Kobietom często naturalnie przychodzi wyrażanie miłości, trudniej natomiast uznanie władzy męża nad sobą.
W małżeństwach zorientowanych egocentrycznie do kłótni dochodzi między kobietami, które nie chcą podporządkować się mężom, a mężczyznami, którzy nie kochają żon.
W małżeństwach spoglądających ku Bogu, kłótnie się zdarzają, ale mają inny charakter, bo toczą się między mężczyzną gotowym na wiele, żeby okazać miłość i kobietą gotową na wiele, żeby okazać uległość. A Jezus kieruje wtedy wszystko we właściwą stronę.

„Głową żony jest mąż” czyli jest on odpowiedzialny za stwarzanie porządku w życiu małżeńskim. Aby to uczynić, musi być przede wszystkim kochający i to bezinteresownie, bez ociągania się czy oczekiwania, że żona ustąpi jako pierwsza.

Nie grzeszyć z rozmysłem

Jeżeli nosimy w sobie nadzieję spotkania Jezusa przez upodobnienie się do Niego, to mamy dalej się oczyszczać, bo Bóg jest czysty! /1J 3,3/
Wyznanie /nowe wyznanie/ wiary w Jezusa jest jednoznaczne z przyjęciem, za swoje, /nasienia/ Ewangelii i od tej chwili obowiązuje nas walka z grzechem, we wszystkich obszarach życia /żaden z obszarów nie może pozostać dla grzesznych praktyk/:
- nie wolno nam popełniać żadnego grzechu z rozmysłem
- w miejsce samoobrony i mnożenia usprawiedliwień, należy przyznać się do grzechu i wyrzec się go
- wszystkie obszary życia powinny pozostawać pod nieustanna autokontrolą.

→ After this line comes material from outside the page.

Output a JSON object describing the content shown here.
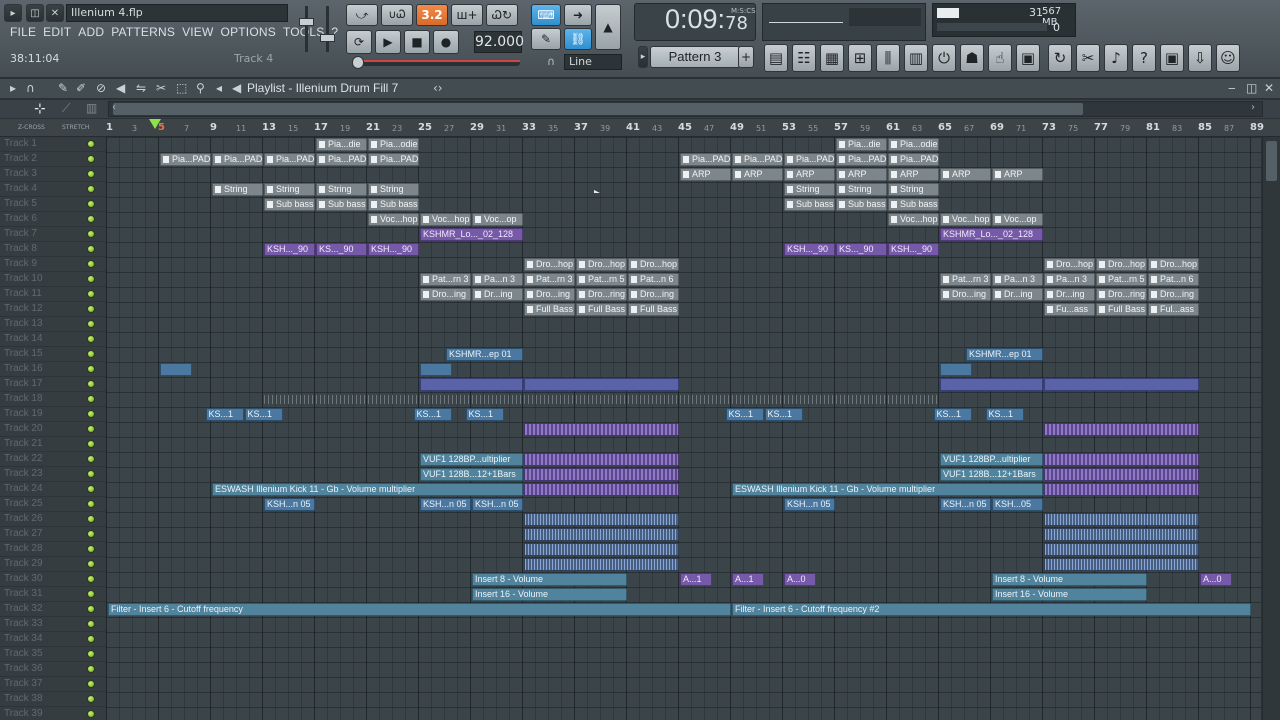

Samo „wyparcie się” niedoskonałej przeszłości nie wystarcza. Należy ją zniszczyć:
- stąd poszukiwanie w sobie „złej skłonności”, która wywołuje „ferment w sercu”
- wyszukiwanie grzesznych namiętności i zachowań, pozostałych po starym życiu /”bez Boga”/

I chociaż teoria jest znana, to bliższa analiza tekstów /w żydowskim rozumieniu/ daje ową zachętę: „dalej się oczyszczać”, która staje się przesłaniem czasu Bożego Narodzenia, z jednoczesnym wszczepieniem nadziei na doświadczenie nowej /w nowy sposób/ Obecności Pana, Który „narodził się”.